SQLAlchemy applications connecting to Aurora DSQL should use UUID for the primary key column since auto-incrementing integer keys (sequences or serial) are not supported in DSQL. The following column definition can be used to define an UUID primary key column.

```python
Column(
    "id",
    UUID(as_uuid=True),
    primary_key=True,
    default=text('gen_random_uuid()')
)
```

`gen_random_uuid()` returns an UUID version 4 as the default value.

## Dialect Features and Limitations

- **Column Metadata**: The dialect fixes an issue related to `"datatype json not supported"` when calling SQLAlchemy's metadata() API.
- **Foreign Keys**: Aurora DSQL does not support foreign key constraints.
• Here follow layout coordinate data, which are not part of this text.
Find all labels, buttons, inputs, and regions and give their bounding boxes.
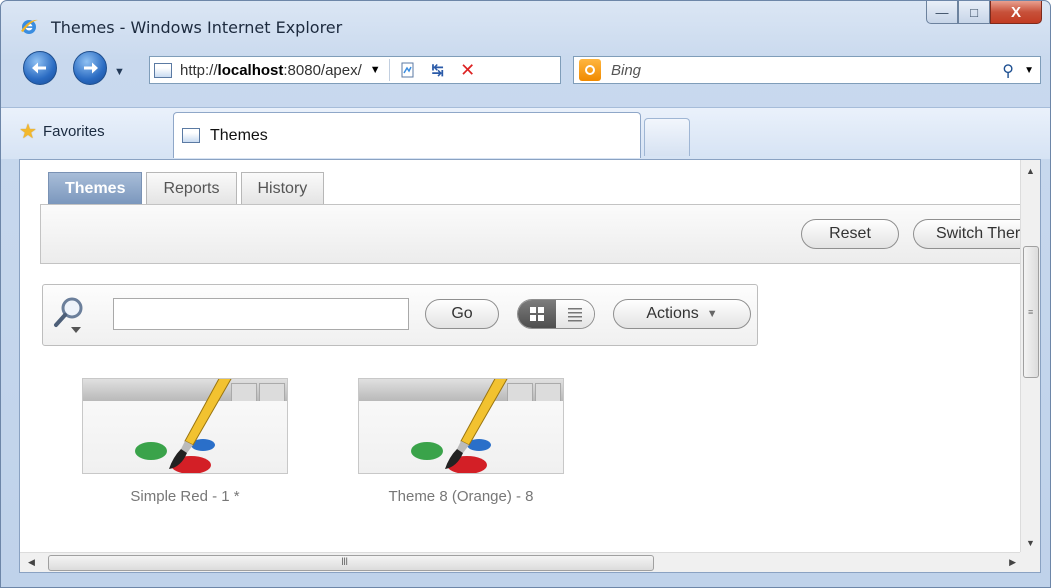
page-icon: [154, 62, 172, 78]
browser-tab-label: Themes: [210, 126, 268, 144]
favorites-label: Favorites: [42, 122, 105, 140]
title-bar: Themes - Windows Internet Explorer — □ X: [1, 1, 1050, 45]
vertical-scroll-thumb[interactable]: ≡: [1023, 246, 1039, 378]
forward-arrow-icon: [84, 62, 98, 74]
actions-label: Actions: [646, 305, 699, 322]
navigation-bar: ▼ http://localhost:8080/apex/ ▼ ↹ ✕ Bing…: [1, 45, 1050, 95]
theme-name[interactable]: Theme 8 (Orange) - 8: [358, 488, 564, 505]
tab-reports[interactable]: Reports: [146, 172, 237, 204]
minimize-button[interactable]: —: [926, 1, 958, 24]
scroll-down-icon[interactable]: ▼: [1026, 538, 1035, 548]
address-bar[interactable]: http://localhost:8080/apex/ ▼ ↹ ✕: [149, 56, 561, 84]
report-search-region: Go Actions ▼: [42, 284, 758, 346]
theme-thumbnail[interactable]: [82, 378, 288, 474]
maximize-icon: □: [970, 4, 978, 20]
tab-themes[interactable]: Themes: [48, 172, 143, 204]
thumbnail-tab: [535, 383, 561, 401]
back-button[interactable]: [23, 51, 57, 85]
minimize-icon: —: [935, 4, 949, 20]
compatibility-view-icon[interactable]: [396, 59, 420, 81]
grid-icon: [530, 307, 544, 321]
bing-logo-icon: [579, 59, 601, 81]
apex-tab-bar: Themes Reports History: [48, 172, 328, 204]
page-viewport: Themes Reports History Reset Switch Ther…: [19, 159, 1041, 573]
caption-buttons: — □ X: [926, 1, 1042, 25]
button-region: Reset Switch Ther: [40, 204, 1040, 264]
list-icon: [568, 308, 582, 322]
search-box[interactable]: Bing ⚲ ▼: [573, 56, 1041, 84]
back-arrow-icon: [32, 62, 46, 74]
url-host: localhost: [217, 61, 284, 79]
address-dropdown-icon[interactable]: ▼: [370, 64, 381, 76]
report-search-input[interactable]: [113, 298, 409, 330]
icon-view-button[interactable]: [518, 300, 556, 328]
theme-thumbnail[interactable]: [358, 378, 564, 474]
page-icon: [182, 128, 200, 143]
search-column-icon[interactable]: [53, 295, 87, 335]
favorites-bar: ★ Favorites Themes: [1, 107, 1050, 159]
tab-history[interactable]: History: [240, 172, 325, 204]
grip-icon: ≡: [1028, 307, 1034, 317]
browser-tab-themes[interactable]: Themes: [173, 112, 641, 158]
thumbnail-tab: [259, 383, 285, 401]
vertical-scrollbar[interactable]: ▲ ≡ ▼: [1020, 160, 1040, 554]
close-icon: X: [1010, 3, 1021, 21]
maximize-button[interactable]: □: [958, 1, 990, 24]
refresh-icon[interactable]: ↹: [426, 59, 450, 81]
paintbrush-icon: [135, 379, 232, 473]
stop-icon[interactable]: ✕: [456, 59, 480, 81]
scrollbar-corner: [1020, 552, 1040, 572]
browser-window: Themes - Windows Internet Explorer — □ X…: [0, 0, 1051, 588]
favorites-button[interactable]: ★ Favorites: [19, 116, 105, 146]
scroll-up-icon[interactable]: ▲: [1026, 166, 1035, 176]
actions-menu-button[interactable]: Actions ▼: [613, 299, 751, 329]
theme-card[interactable]: Simple Red - 1 *: [82, 378, 288, 505]
paintbrush-icon: [411, 379, 508, 473]
theme-name[interactable]: Simple Red - 1 *: [82, 488, 288, 505]
star-icon: ★: [19, 120, 37, 143]
url-prefix: http://: [180, 61, 218, 79]
details-view-button[interactable]: [556, 300, 594, 328]
new-tab-button[interactable]: [644, 118, 690, 156]
forward-button[interactable]: [73, 51, 107, 85]
scroll-left-icon[interactable]: ◀: [28, 557, 35, 568]
search-options-icon[interactable]: ▼: [1024, 65, 1034, 76]
theme-card[interactable]: Theme 8 (Orange) - 8: [358, 378, 564, 505]
view-toggle: [517, 299, 595, 329]
history-dropdown-icon[interactable]: ▼: [114, 66, 125, 78]
search-go-icon[interactable]: ⚲: [1002, 61, 1014, 81]
url-rest: :8080/apex/: [283, 61, 362, 79]
reset-button[interactable]: Reset: [801, 219, 899, 249]
horizontal-scroll-thumb[interactable]: III: [48, 555, 654, 571]
scroll-right-icon[interactable]: ▶: [1009, 557, 1016, 568]
url-text[interactable]: http://localhost:8080/apex/: [180, 62, 362, 79]
horizontal-scrollbar[interactable]: ◀ III ▶: [20, 552, 1022, 572]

The dialect disables these constraints, but be aware that referential integrity must be maintained at the application level.
- **Index Creation**: Aurora DSQL does not support `CREATE INDEX` or `CREATE UNIQUE INDEX` commands. The dialect instead uses `CREATE INDEX ASYNC` and `CREATE UNIQUE INDEX ASYNC` commands. See the [Asynchronous indexes in Aurora DSQL](https://docs.aws.amazon.com/aurora-dsql/latest/userguide/working-with-create-index-async.html) page for more information.

  The following parameters are used for customizing index creation

  - `auroradsql_include` - specifies which columns to includes in an index by using the `INCLUDE` clause:

    ```python
    Index(
        "include_index",
        table.c.id,
        auroradsql_include=['name', 'email']
    )
    ```

    Generated SQL output:

    ```sql
    CREATE INDEX ASYNC include_index ON table (id) INCLUDE (name, email)
    ```

  - `auroradsql_nulls_not_distinct` - controls how `NULL` values are treated in unique indexes:

    ```python
    Index(
        "idx_name",
        table.c.column,
        unique=True,
        auroradsql_nulls_not_distinct=True
    )
    ```

    Generated SQL output:

    ```sql
    CREATE UNIQUE INDEX idx_name ON table (column) NULLS NOT DISTINCT
    ```

- **Index Interface Limitation**: `NULLS FIRST | LAST` - SQLalchemy's Index() interface does not have a way to pass in the sort order of null and non-null columns. (Default: `NULLS LAST`). If `NULLS FIRST` is required, please refer to the syntax as specified in [Asynchronous indexes in Aurora DSQL](https://docs.aws.amazon.com/aurora-dsql/latest/userguide/working-with-create-index-async.html) and execute the corresponding SQL query directly in SQLAlchemy.
- **Psycopg (psycopg3) support**: When connecting to DSQL using the default postgresql dialect with psycopg, an unsupported `SAVEPOINT` error occurs. The DSQL dialect addresses this issue by disabling the `SAVEPOINT` during connection.

## Developer instructions

Instructions on how to build and test the dialect are available in the [Developer Instructions](https://github.com/awslabs/aurora-dsql-sqlalchemy/tree/main/aurora_dsql_sqlalchemy#readme).

## Security

See [CONTRIBUTING](https://github.com/awslabs/aurora-dsql-sqlalchemy/blob/main/CONTRIBUTING.md#security-issue-notifications) for more information.

## License

This project is licensed under the Apache-2.0 License.